Dexter, Dexter, Dexter

Well, on HBO's Dexter -- Dexter is a serial killer who has managed to hold himself to killing only bad folks-- Dexter killed a Catholic woman who was dying and who needed euthanasia.

So then...
Oh brother, they are really fooling around with moral issues, uh? Slippery slope city. Remember the third aliens. All these issues pop up and one sees the need for moral relativity. Like when Ripley gets pregnant with the alien and has to abort herself. I'm wondering about the moral issue in the Dexter stories. First, can/should a serial killer kill other serial killers if that serial killer only kills bad folks and folks in need of death? Who knows?

Next, Catholic woman has been failed by her faith and finds a way out of the crisis put on her by her faith by getting someone else to kill her. No thought of maybe a miracle healing her because God is dead or at least seriously missing and the woman is following her religion's doctrine but it has betrayed her. Who knows? Very scary. Stuff for greater minds than mine to figure out. But it seems to be very well done. I've seen stories by moral folks which are so crappy that the moral or doctrine comes off preachy and doesn't exactly challenge the slippery slopes. Is there a stalwart type with black and white morality in Dexter? And -- probably, because it's hollywood-- I bet he's an asshole. Isn't it interesting when you find yourself totally disliking everything a character believes in but still liking a show or a character? It's such a moral quandary. Moral quandaries are good, I suspect because it shows that we are empathetic character and at the same time we want some standard of behavior. What to do?

The lady asked Dexter to kill her, out of desperation – she was in constant pain, and had been told by the doctors that her tumor had slowed its growth, so she was actually doomed to live and suffer even longer. And after asking him she regretted it, and apologized to Dexter. The regret and apology is all part of what's expected alas. She has asked and that is what matters. I always like seeing how these things are handled. We the audience think "pain is a terrible thing and yes, let's free her from her sorrows." Very difficult morally to disagree with empathizing with another person's pain.

The closest the series came to a stalwart type with black and white morality would be an FBI guy from last season but then there was the hanky-panky with someone under his command.

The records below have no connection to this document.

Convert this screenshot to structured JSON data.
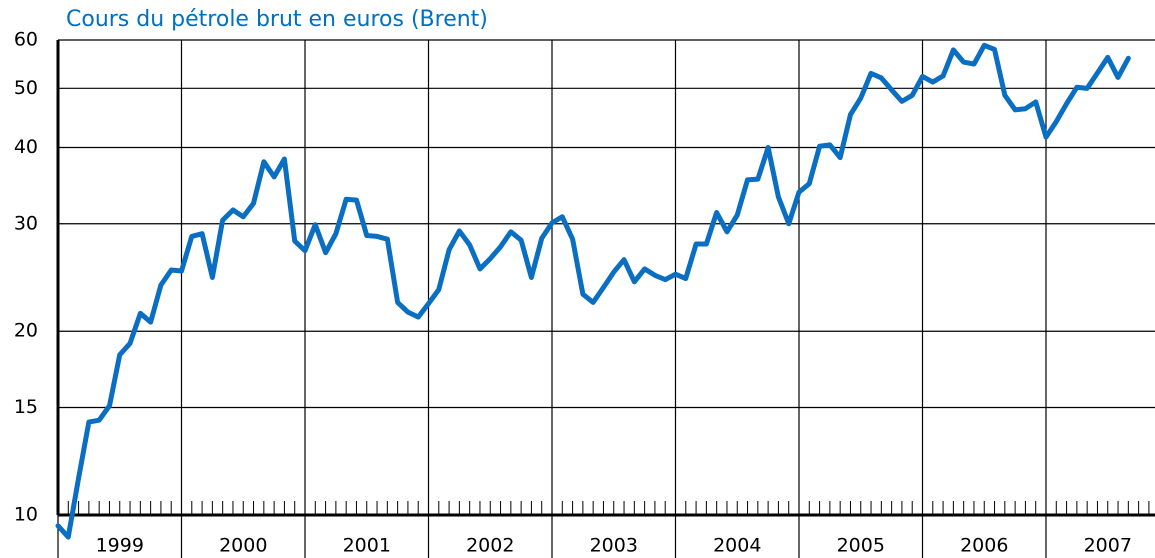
{
  "chart_data": {
    "type": "line",
    "title": "Cours du pétrole brut en euros (Brent)",
    "log_scale_y": true,
    "grid": true,
    "color": "#0a6fc2",
    "xlim": [
      1999,
      2008
    ],
    "xticks": [
      1999,
      2000,
      2001,
      2002,
      2003,
      2004,
      2005,
      2006,
      2007,
      2008
    ],
    "year_labels": [
      "1999",
      "2000",
      "2001",
      "2002",
      "2003",
      "2004",
      "2005",
      "2006",
      "2007"
    ],
    "ylim": [
      10,
      60
    ],
    "yticks": [
      10,
      15,
      20,
      30,
      40,
      50,
      60
    ],
    "x": [
      1999,
      1999.083,
      1999.167,
      1999.25,
      1999.333,
      1999.417,
      1999.5,
      1999.583,
      1999.667,
      1999.75,
      1999.833,
      1999.917,
      2000,
      2000.083,
      2000.167,
      2000.25,
      2000.333,
      2000.417,
      2000.5,
      2000.583,
      2000.667,
      2000.75,
      2000.833,
      2000.917,
      2001,
      2001.083,
      2001.167,
      2001.25,
      2001.333,
      2001.417,
      2001.5,
      2001.583,
      2001.667,
      2001.75,
      2001.833,
      2001.917,
      2002,
      2002.083,
      2002.167,
      2002.25,
      2002.333,
      2002.417,
      2002.5,
      2002.583,
      2002.667,
      2002.75,
      2002.833,
      2002.917,
      2003,
      2003.083,
      2003.167,
      2003.25,
      2003.333,
      2003.417,
      2003.5,
      2003.583,
      2003.667,
      2003.75,
      2003.833,
      2003.917,
      2004,
      2004.083,
      2004.167,
      2004.25,
      2004.333,
      2004.417,
      2004.5,
      2004.583,
      2004.667,
      2004.75,
      2004.833,
      2004.917,
      2005,
      2005.083,
      2005.167,
      2005.25,
      2005.333,
      2005.417,
      2005.5,
      2005.583,
      2005.667,
      2005.75,
      2005.833,
      2005.917,
      2006,
      2006.083,
      2006.167,
      2006.25,
      2006.333,
      2006.417,
      2006.5,
      2006.583,
      2006.667,
      2006.75,
      2006.833,
      2006.917,
      2007,
      2007.083,
      2007.167,
      2007.25,
      2007.333,
      2007.417,
      2007.5,
      2007.583,
      2007.667
    ],
    "values": [
      9.6,
      9.2,
      11.5,
      14.2,
      14.3,
      15.1,
      18.3,
      19.1,
      21.4,
      20.7,
      23.8,
      25.2,
      25.1,
      28.6,
      28.9,
      24.5,
      30.4,
      31.6,
      30.8,
      32.4,
      37.9,
      35.8,
      38.3,
      28.1,
      27.1,
      29.9,
      26.9,
      28.9,
      32.9,
      32.8,
      28.7,
      28.6,
      28.3,
      22.3,
      21.5,
      21.1,
      22.2,
      23.4,
      27.2,
      29.2,
      27.7,
      25.3,
      26.3,
      27.5,
      29.1,
      28.2,
      24.5,
      28.4,
      30.1,
      30.8,
      28.3,
      23.0,
      22.3,
      23.6,
      25.0,
      26.2,
      24.1,
      25.3,
      24.7,
      24.3,
      24.8,
      24.4,
      27.8,
      27.8,
      31.3,
      29.1,
      31.0,
      35.4,
      35.5,
      40.0,
      33.2,
      30.0,
      33.8,
      34.9,
      40.2,
      40.4,
      38.5,
      45.3,
      48.2,
      52.9,
      52.0,
      49.7,
      47.6,
      48.7,
      52.3,
      51.2,
      52.4,
      57.8,
      55.2,
      54.8,
      58.8,
      57.9,
      48.7,
      46.1,
      46.3,
      47.5,
      41.6,
      44.1,
      47.2,
      50.2,
      50.0,
      53.0,
      56.2,
      52.1,
      56.0
    ]
  }
}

So no black and white types. I wonder if that's a good thing. I like varying shades of gray but I also like total black/immoral and total white/moral. The nearest thing we have to total black, it seems, are the baddies Dexter kills. Moral folks on TV tend to be really smarmy, though. Or innocently naive. Or idealistic and young. Or hypocritical. Or assholes. The trouble is that in real life the types who consider themselves moral are usually not so moral. Everytime I hear a right wing politician defend his views on abortion by saying they value the sanctity of life, I tell myself I would believe them if they weren't so keen on the death penalty and if they weren't so greedy or so imperialistic. Hey, I'm a pro-lifer but I'm pro-life all the way. And I don't go around pretending to be so holy and pious.